Opinion
23-cv-264-JFH-DES
10-28-2024
OPINION AND ORDER
D. Edward Snow, United States Magistrate Judge
This matter comes before the Court on Plaintiffs Jamey Taylor Smith and Ryan Arrow Smith's (“Plaintiffs”) Motion for Attorney's Fees. (Docket No. 20). On May 8, 2024, United States District Judge John F. Heil, III referred this Motion to the undersigned Magistrate Judge for final disposition, pursuant to 28 U.S.C. § 636(b)(1). (Docket No. 24). For the reasons set forth below, Plaintiffs' Motion for Attorney's fees is DENIED.
I. Background
Plaintiffs initiated this action on July 7, 2023, by filing a Petition in the District Court for Sequoyah County. The Petition alleges breach of contract and violation of the duty of good faith and fair dealing on the part of Defendant American Economy Insurance Company (“AEIC”) and failure to adequately procure insurance coverage on the part of Defendant Southlake Insurance Holdings “(Southlake”). (Docket No. 2, Exhibit 1). AEIC removed the suit to this Court claiming that diversity jurisdiction exists between Plaintiffs and itself and arguing that Southlake was fraudulently joined. (Docket No. 2). On August 28, 2023, Plaintiffs filed their Motion to Remand to State Court. (Docket No. 10). On April 15, 2024, Judge Heil granted Plaintiffs' Motion to Remand determining that Plaintiffs' claim against Southlake is not so “wholly insubstantial and frivolous that it may be disregarded for purposes of diversity jurisdiction.” (Docket No. 18 at 6, citations omitted). Plaintiffs now seek attorney's fees and costs associated with briefing and filing their Motion to Remand.
II. Analysis
The standard for awarding attorney's fees turns on the reasonableness of the removal. Absent unusual circumstances, attorney's fees may be awarded under § 1447(c) only where the removing party lacked an objectively reasonable basis for seeking removal. Conversely, when an objectively reasonable basis exists, fees should be denied. Martin v. Franklin Cap. Corp., 546 U.S. 132, 140 (2005). Plaintiffs argue AEIC's Removal of this case was objectively unreasonable and was an attempt to prolong the litigation and cause Plaintiffs to incur costs in remanding this case back to state court. (Docket No. 20 at 2). AEIC argues that Plaintiff presents no evidence to support this conclusion (Docket No. 22 at 2) and the Court agrees. Furthermore, AEIC's motive as to the removal is not necessary. The party requesting an award of costs and fees need not demonstrate bad faith on behalf of the removing party to justify the award of costs and fees, however the requesting party is required to show that the removal was improper ab initio. Topeka Hous. Auth. v. Johnson, 404 F.3d 1245, 1248 (10th Cir. 2005). Plaintiffs must show only that AEIC's removal was improper or unreasonable.

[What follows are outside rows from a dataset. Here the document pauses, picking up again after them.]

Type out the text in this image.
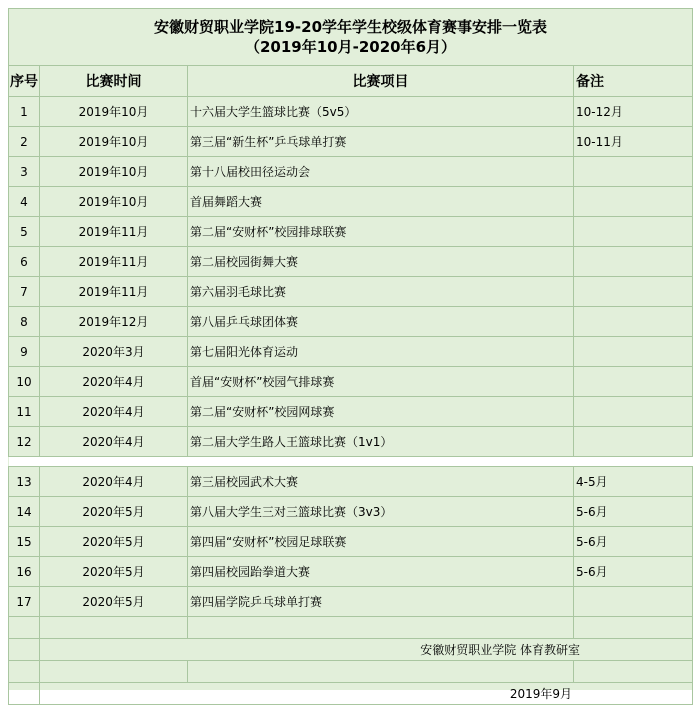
安徽财贸职业学院19-20学年学生校级体育赛事安排一览表
（2019年10月-2020年6月）			

序号	比赛时间	比赛项目	备注
1	2019年10月	十六届大学生篮球比赛（5v5）	10-12月
2	2019年10月	第三届“新生杯”乒乓球单打赛	10-11月
3	2019年10月	第十八届校田径运动会	
4	2019年10月	首届舞蹈大赛	
5	2019年11月	第二届“安财杯”校园排球联赛	
6	2019年11月	第二届校园街舞大赛	
7	2019年11月	第六届羽毛球比赛	
8	2019年12月	第八届乒乓球团体赛	
9	2020年3月	第七届阳光体育运动	
10	2020年4月	首届“安财杯”校园气排球赛	
11	2020年4月	第二届“安财杯”校园网球赛	
12	2020年4月	第二届大学生路人王篮球比赛（1v1）	

13	2020年4月	第三届校园武术大赛	4-5月
14	2020年5月	第八届大学生三对三篮球比赛（3v3）	5-6月
15	2020年5月	第四届“安财杯”校园足球联赛	5-6月
16	2020年5月	第四届校园跆拳道大赛	5-6月
17	2020年5月	第四届学院乒乓球单打赛	

	安徽财贸职业学院 体育教研室		

	2019年9月		
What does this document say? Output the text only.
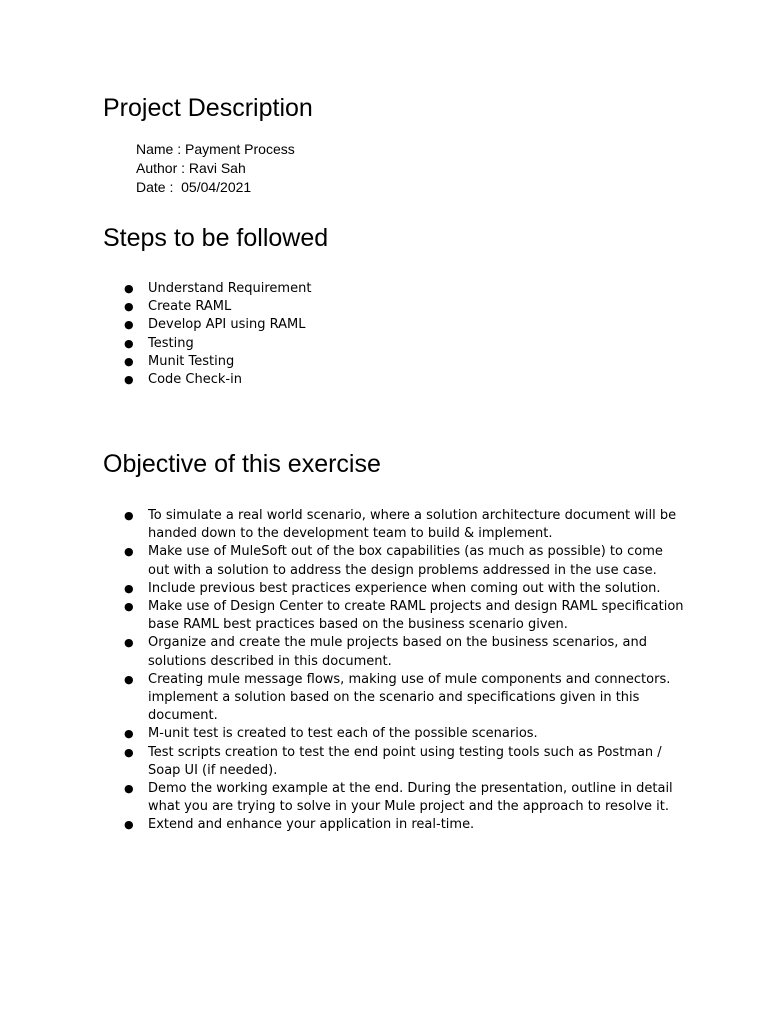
Project Description
Name : Payment Process
Author : Ravi Sah
Date :  05/04/2021
Steps to be followed
● Understand Requirement
● Create RAML
● Develop API using RAML
● Testing
● Munit Testing
● Code Check-in
Objective of this exercise
● To simulate a real world scenario, where a solution architecture document will be handed down to the development team to build & implement.
● Make use of MuleSoft out of the box capabilities (as much as possible) to come out with a solution to address the design problems addressed in the use case.
● Include previous best practices experience when coming out with the solution.
● Make use of Design Center to create RAML projects and design RAML specification base RAML best practices based on the business scenario given.
● Organize and create the mule projects based on the business scenarios, and solutions described in this document.
● Creating mule message flows, making use of mule components and connectors. implement a solution based on the scenario and specifications given in this document.
● M-unit test is created to test each of the possible scenarios.
● Test scripts creation to test the end point using testing tools such as Postman / Soap UI (if needed).
● Demo the working example at the end. During the presentation, outline in detail what you are trying to solve in your Mule project and the approach to resolve it.
● Extend and enhance your application in real-time.
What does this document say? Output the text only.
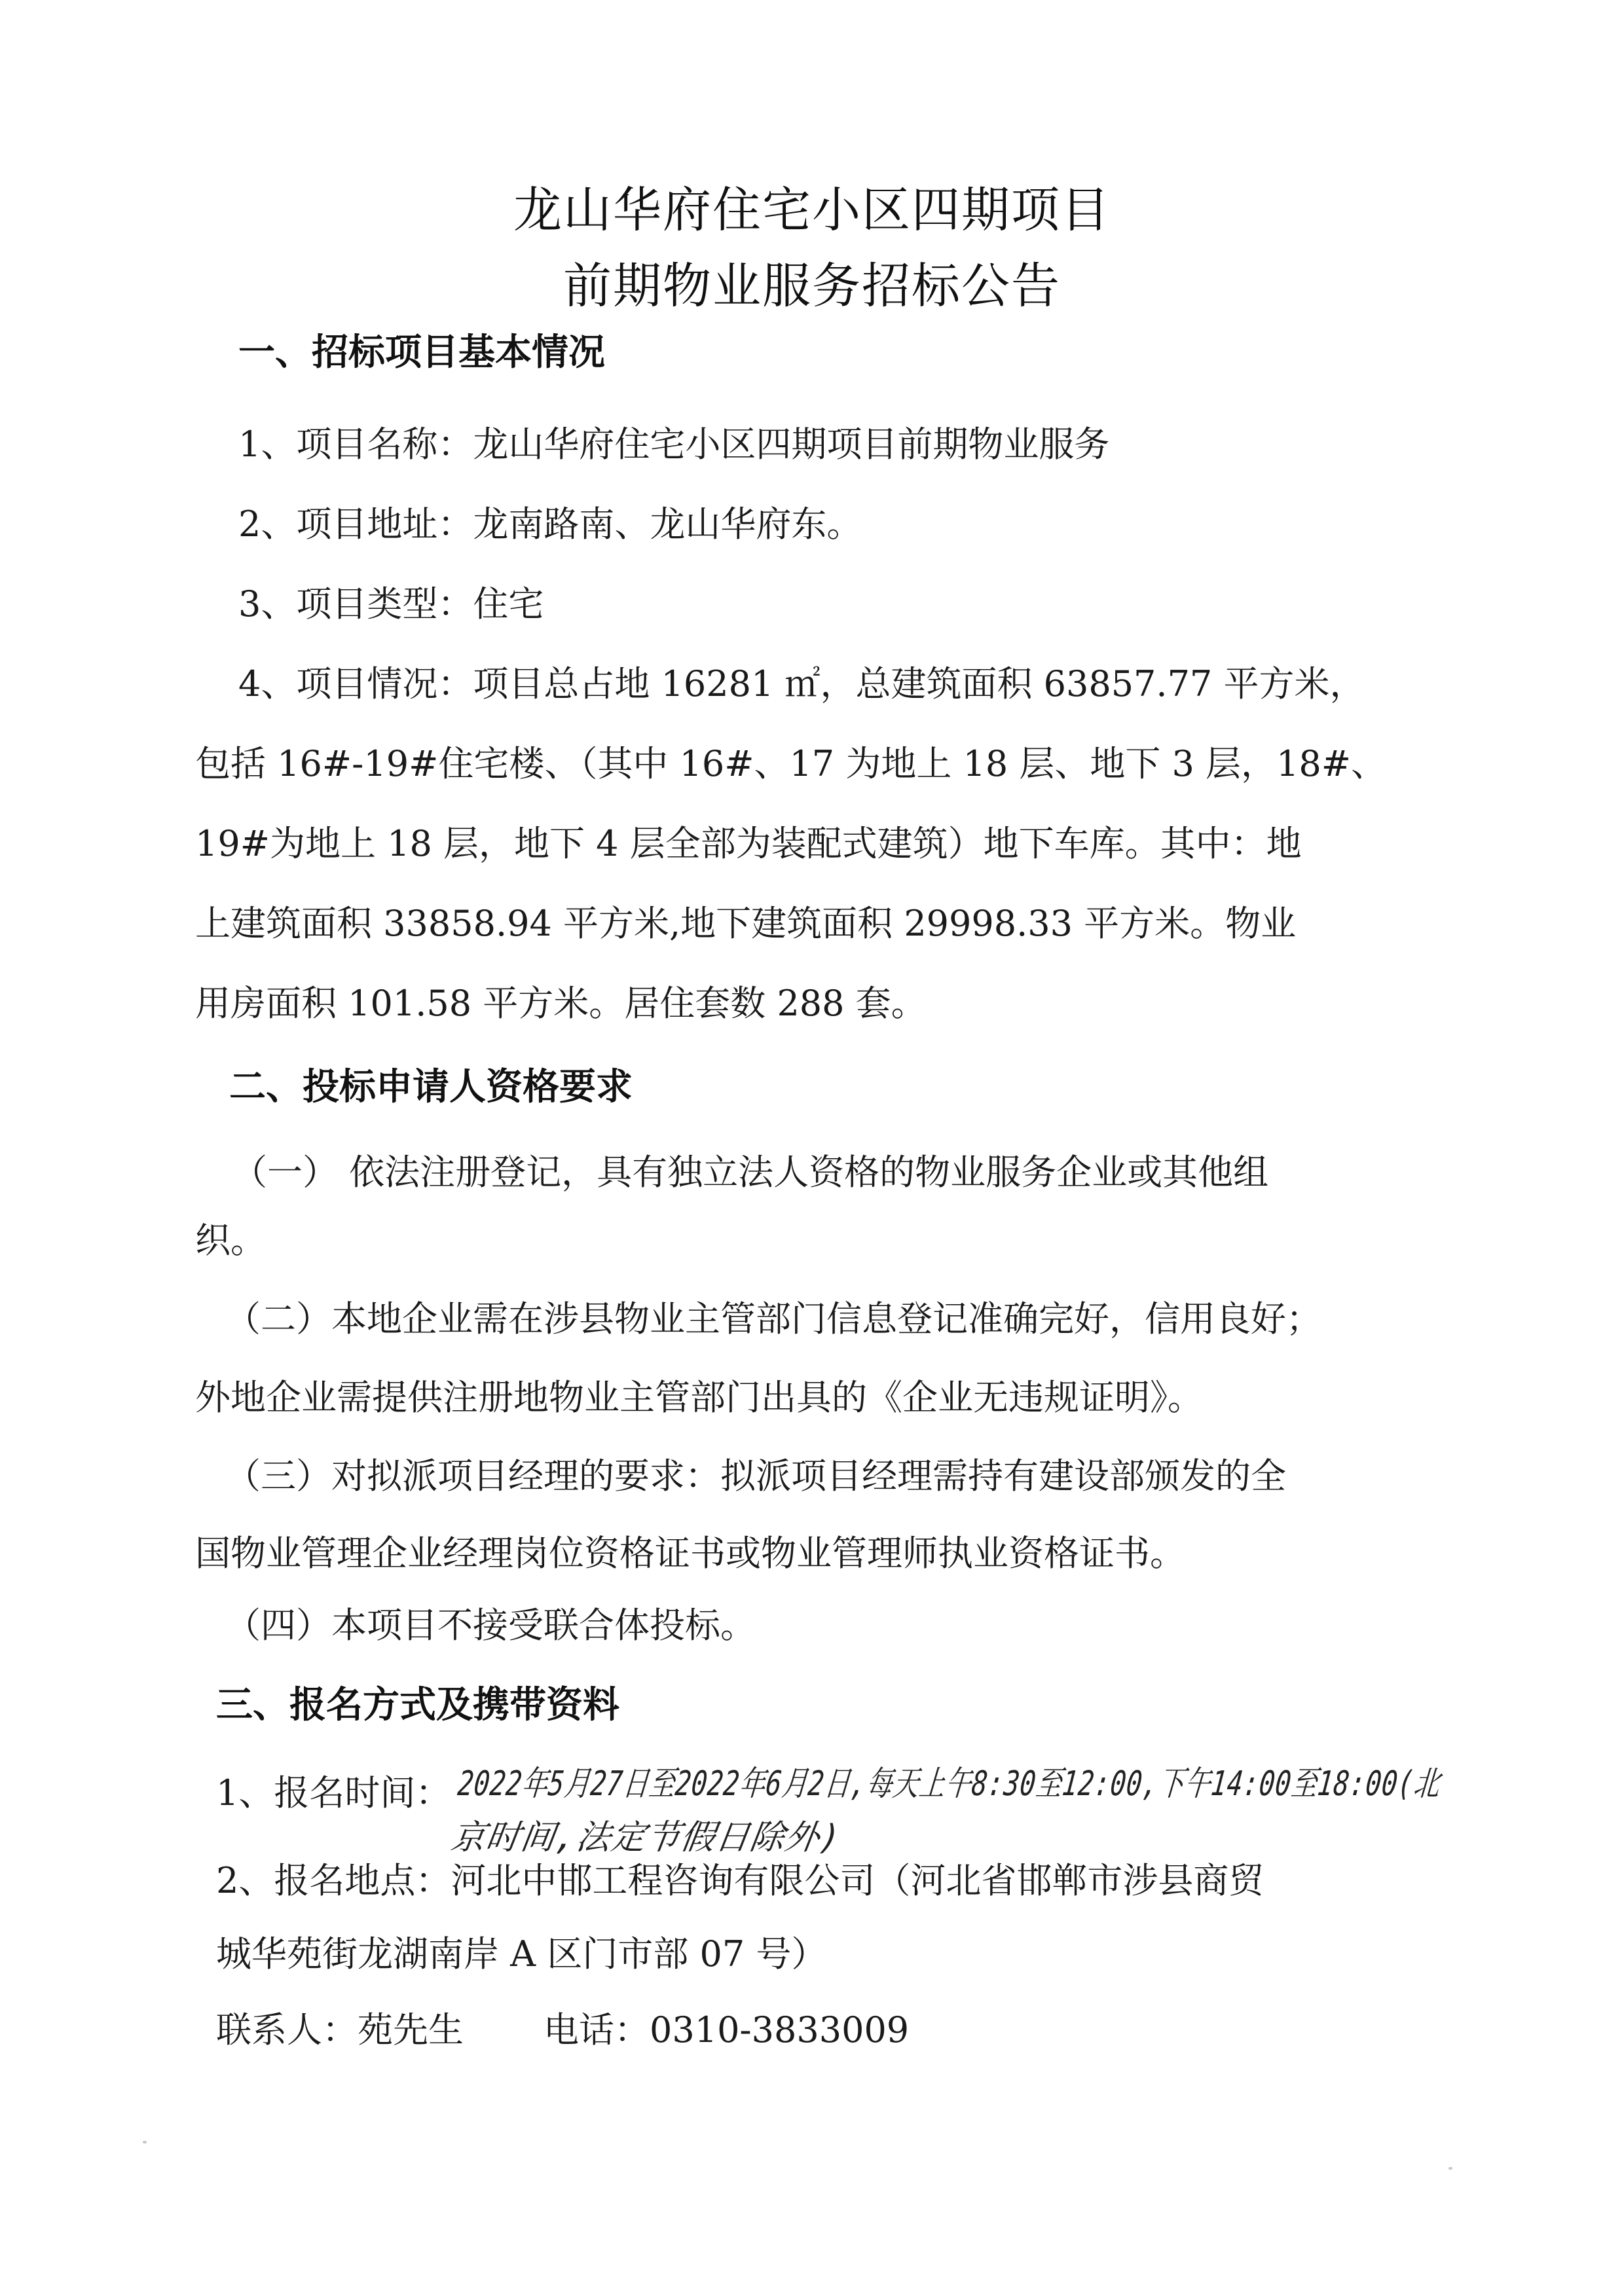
龙山华府住宅小区四期项目
前期物业服务招标公告
一、招标项目基本情况
1、项目名称：龙山华府住宅小区四期项目前期物业服务
2、项目地址：龙南路南、龙山华府东。
3、项目类型：住宅
4、项目情况：项目总占地 16281 ㎡，总建筑面积 63857.77 平方米，
包括 16#-19#住宅楼、（其中 16#、17 为地上 18 层、地下 3 层，18#、
19#为地上 18 层，地下 4 层全部为装配式建筑）地下车库。其中：地
上建筑面积 33858.94 平方米,地下建筑面积 29998.33 平方米。物业
用房面积 101.58 平方米。居住套数 288 套。
二、投标申请人资格要求
（一） 依法注册登记，具有独立法人资格的物业服务企业或其他组
织。
（二）本地企业需在涉县物业主管部门信息登记准确完好，信用良好；
外地企业需提供注册地物业主管部门出具的《企业无违规证明》。
（三）对拟派项目经理的要求：拟派项目经理需持有建设部颁发的全
国物业管理企业经理岗位资格证书或物业管理师执业资格证书。
（四）本项目不接受联合体投标。
三、报名方式及携带资料
1、报名时间： 2022年5月27日至2022年6月2日,每天上午8:30至12:00,下午14:00至18:00(北
京时间,法定节假日除外)
2、报名地点：河北中邯工程咨询有限公司（河北省邯郸市涉县商贸
城华苑街龙湖南岸 A 区门市部 07 号）
联系人：苑先生 电话：0310-3833009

Plaintiffs argue AEIC's reliance on “unsound case law was unreasonable.” (Docket No. 20 at 3). However, Plaintiffs argument is not supported by the record. District Judge John F. Heil in his Order granting remand determined that both parties failed to provide any Oklahoma law on the “obligations, or lack thereof, of an insurance agent in ‘rolling over' information from one property owner's policy to the next property owner's policy.” (Docket No. 18 at 6). As such, and because all factual and legal issues were construed in favor of the Plaintiffs', the Court determined it could not conclude that recovery from Southlake would be impossible as a matter of law. Id. Nothing in Judge Heil's Order indicates that AEIC's removal was unreasonable; AEIC simply could not meet the heightened standard required to establish “nonliability” with “complete certainty.” Id. at 4 (citations omitted). Accordingly, Plaintiffs' Motion for Attorney's Fees is DENIED.
III. Conclusion
Upon consideration of all the facts and circumstances of this cases' removal and subsequent remand the Court does not believe that Defendant lacked an objectively reasonable basis for seeking removal; therefore, Plaintiffs' request for attorney's fees and costs is DENIED.